How to end the First Home Buyers' Strike without a recession
Property owners face a fork in the road, writes Gavin R. Putland.
The most tax-effective way to spend a spare million, said Julian Disney to Ray Moynihan (Crikey, Apr.1, item 19) is to “buy a much more expensive house than you need” or renovate one “within an inch of its life,” whereas if you don't have a spare million, “the second best option is to borrow and negatively gear. Increasingly houses have become tax shelters, rather than real shelters.”
Renovation is made artificially attractive by high stamp duty and concessional taxation of capital gains. As Joe Boswell put it in his follow-up letter, stamp duty imposes a “crushing fine” of “over half a year's salary” if you trade up, but not if you renovate your current address. And the capital gain following such renovations is tax-free. Meanwhile the negatively-geared investor sacrifices fully-taxed income in favour of concessionally-taxed capital gains.
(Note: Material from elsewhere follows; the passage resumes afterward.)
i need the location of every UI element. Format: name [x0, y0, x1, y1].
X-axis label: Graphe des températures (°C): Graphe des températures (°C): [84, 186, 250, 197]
Renovating your current home does not add to the supply of accommodation. Neither does negative gearing if you simply buy an existing dwelling, as more than 90 percent of negative-gearers do. Negative gearing has no counterpart for an owner-occupant, who gets no deduction for the margin by which the interest cost exceeds the rental value of the home. Hence owner-occupants have trouble competing with investors. And of course first-time buyers have trouble competing with repeat buyers who can cash in untaxed or concessionally-taxed capital gains. As many commentators have warned, the pursuit of such gains has led to a gargantuan bubble. All these causes have converged to price first-time buyers out of the market, as the following graph shows.
Little wonder that Prosper Australia (the author's employer) got so much traction through GetUp! by calling for a “strike” by first home buyers. While part of the intention was to dissuade young people from losing their shirts, the number of people actually influenced by the “strike” call was minimal; most of the “strikers” were already locked out of the market, and knew it.
Even so, as Michael Matusik commented on Moynihan's report, “if house prices crash, unemployment will rise and very sharply”. That's because the fall in collateral values would cause a credit crunch affecting the entire economy.
Can the demands of the “strikers” be reconciled with the need to avoid a price crash? Yes — by broadening the “strike” to include not only first-time buyers but also sellers and repeat buyers, thus turning it into a “stamp-duty strike”.
First-time buyers need prices to fall relative to their spending power. That requirement can be met by a permanent increase in spending power — for example, by abolishing stamp duty as we know it. If the increase in spending power occurs while the market is crashing, it can arrest the crash. If, in addition, the forgone revenue is replaced by taxing (real) capital gains with no grandfathering — for example, through a “vendor stamp duty” imposed by the States — then the reduced attractiveness of capital gains relative to current income will tend to suppress future bubbles. That's what it takes to avoid recession. Very conveniently, that's also what it takes to “break” a stamp-duty strike.
Property owners should warmly welcome such a reform at any time, because
- a tax on (real) capital gains, unlike the present stamp duty, cannot turn a profitable purchase-and-resale into a loss or magnify a loss, and
- if the State gets a “cut” out of uplifts in the value of land, it has the ability and the incentive to invest in infrastructure that causes such uplifts, so that property owners get uplifts that they would not otherwise get.
They should welcome it all the more at the present time, because it's better to pay tax on a capital gain than to make a capital loss. Yes, those are the options.